SETI: Search for Extraterrestrial Intelligence
- Box cover
- Designers: Tomáš Holek
- Illustrators: Ondřej Hrdina; Oto Kandera; Jiří Kůs; Jakub Lang; Michaela Lovecká; Jiří Mikovec; Jakub Politzer; Petra Ramešová; František Sedláček; Petr Štich; Josef Surý;
- Publishers: Czech Games Edition
- Publication: 2024; 2 years ago
- Genres: Science fiction
- Players: 1–4
- Playing time: 40–160 minutes
- Age range: 14+

= SETI: Search for Extraterrestrial Intelligence =

2024 science fiction board game

SETI: Search for Extraterrestrial Intelligence is a science fiction board game designed by Tomáš Holek and published by Czech Games Edition in 2024. Players play as space exploration agency searching extraterrestrial life by scanning nearby space, analyzing collected data, and launching and landing exploratory probes on other planets or moons.

== Publishing history ==
SETI, designed by Tomáš Holek, was announced in early 2024 and published in late 2024 by Czech Games Edition. On April 30, 2025, Czech Games Edition announced an expansion, SETI: Space Agencies, to debut at the October 2025 SPIEL and release for retail later in 2025.

== Gameplay ==
SETI is played on a game board representing the solar system with rotatable planet pieces that shift throughout the game, representing the orbiting of astronomical bodies around the sun. To set up, the game board is set to a random orientation, two random discoverable alien species cards are placed face down in the play space, and each player receives a player board to track their unlocked technology and actions, some currency, and five cards.
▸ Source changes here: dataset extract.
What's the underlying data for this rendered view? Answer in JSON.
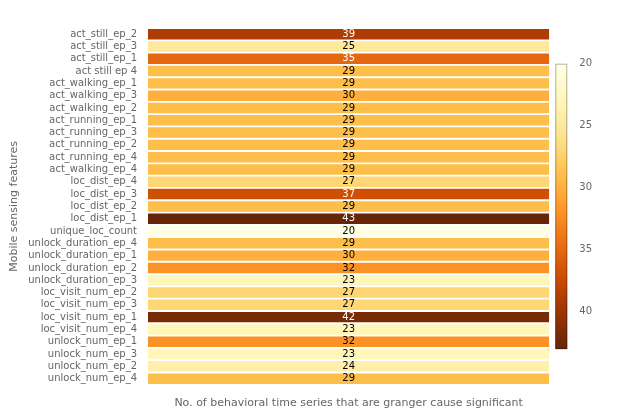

The game is played over the course of five rounds comprising multiple turns, with players taking one main action–scanning nearby stars, analyzing collected data, researching technology upgrades, playing a card, or launching, orbiting, or landing a probe–and any free actions–spending energy to move a probe, completing missions, exchanging resources, moving data, buying cards, or completing free actions listed on a card they discard–they wish on their turn. Many actions also require a currency cost to complete. A round is completed when all players choose to pass on their turn. Players can launch probes, and move them through the solar system until they encounter a planet to either orbit or land on and collect data from. They may also scan space sectors from Earth to collect data, and receive rewards depending on the amount they contributed when a sector has been completely scanned. Data collected can be moved to a computer and analyzed in order to find traces of extraterrestrial life. If a player discovers enough alien traces by scanning, landing on planets, or analyzing data, then the corresponding alien board and unlock new cards and opportunities to score points. Players can also play cards based on real space projects, such as the Herschel Space Observatory and Mariner 10, which allow actions to be performed a reduced cost or with a bonus, or score victory points.

Players receive victory points for many different actions including playing some cards, completing missions, being the orbiting or landing on a planet, marking signals in space sectors, moving data, and researching technology, and the player with the most victory points at the end of the game is the winner.

== Reception ==
Polygon included SETI in their list of the best board games of 2024, with Charlie Theel describing it as "a contemplative game with layered strategy and sophisticated card play." Chris Marling, writing for Tabletop Gaming, noted that the game can run long with more than two players and that "the game can also feel too generous," but concluded that "SETI is a complex euro with a well-implemented theme and satisfying game arc, making it a must despite any length and ‘analysis paralysis’ concerns." In an article for GamesRadar+, Samantha Nelson rated the game 4/5 stars, praising its strategic gameplay, solo mode, and simulation of real-life SETI practices, but criticizing the playing length.

The game was nominated for the Heavy Strategy Board Game Award in the 2024 Origin Awards.